A EAM é para Feuerstein o elemento que determina, ou melhor, que predispõe as diferenças do desenvolvimento cognitivo, pois é ela que interfere diretamente no desenvolvimento, melhorando o desempenho do organismo nas suas futuras interações autônomas com o seu meio. “O desenvolvimento cognitivo, assim como a manifestação da aprendizagem, são efeitos de um tipo muito específico de interação humana por excelência” (Gomes, 2002; p. 73)

Para Feuerstein, segundo Fonseca (1989; 1995), a aprendizagem e o desenvolvimento caminham associadamente, visto que a boa aprendizagem proporciona o desenvolvimento, e um organismo em desenvolvimento, tem maiores propensões a beneficiar-se, de forma autônoma, dos estímulos do meio. Dessa forma, quanto mais cedo e mais exposição à EAM for possível, mais modificabilidade ocorrerá, mais o indivíduo ficará capacitado para aprender por estimulação direta, visto que a autonomia é a meta dessa estratégia de intervenção. Para Fonseca (1994), a EAM é a forma mais eficiente de se desenvolver uma pessoa autônoma, capaz de interferir no seu próprio processo de aprendizagem.
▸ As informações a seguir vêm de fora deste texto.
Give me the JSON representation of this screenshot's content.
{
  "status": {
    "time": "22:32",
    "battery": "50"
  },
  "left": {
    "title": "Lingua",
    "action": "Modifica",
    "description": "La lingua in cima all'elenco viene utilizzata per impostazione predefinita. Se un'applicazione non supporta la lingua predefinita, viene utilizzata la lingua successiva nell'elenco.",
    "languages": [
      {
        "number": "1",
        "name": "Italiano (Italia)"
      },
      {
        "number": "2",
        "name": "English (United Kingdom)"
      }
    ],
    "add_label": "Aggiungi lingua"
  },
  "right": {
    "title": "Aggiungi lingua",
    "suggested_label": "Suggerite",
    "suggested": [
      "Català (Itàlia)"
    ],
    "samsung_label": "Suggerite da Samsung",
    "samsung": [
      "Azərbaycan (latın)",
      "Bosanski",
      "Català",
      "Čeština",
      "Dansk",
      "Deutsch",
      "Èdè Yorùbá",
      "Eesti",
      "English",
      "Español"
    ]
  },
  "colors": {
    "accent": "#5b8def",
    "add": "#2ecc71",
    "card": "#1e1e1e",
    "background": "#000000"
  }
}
Para alguns autores, (Cruz, 2006; Beyer, 1996; Fonseca, 1998; e, Fonseca & Cunha 2003), a Teoria da Experiência de Aprendizagem Mediada (EAM) vem preencher as lacunas de Piaget, que não previa a importância do papel do mediador humano para a aprendizagem e desenvolvimento, e de Vygotsky que, por falta de tempo, não sistematizou uma ação concreta para este mediador em sua teoria. Em busca da estruturação da ação interventiva, Feuerstein elabora os critérios mediacionais, que funcionam como orientadores da EAM.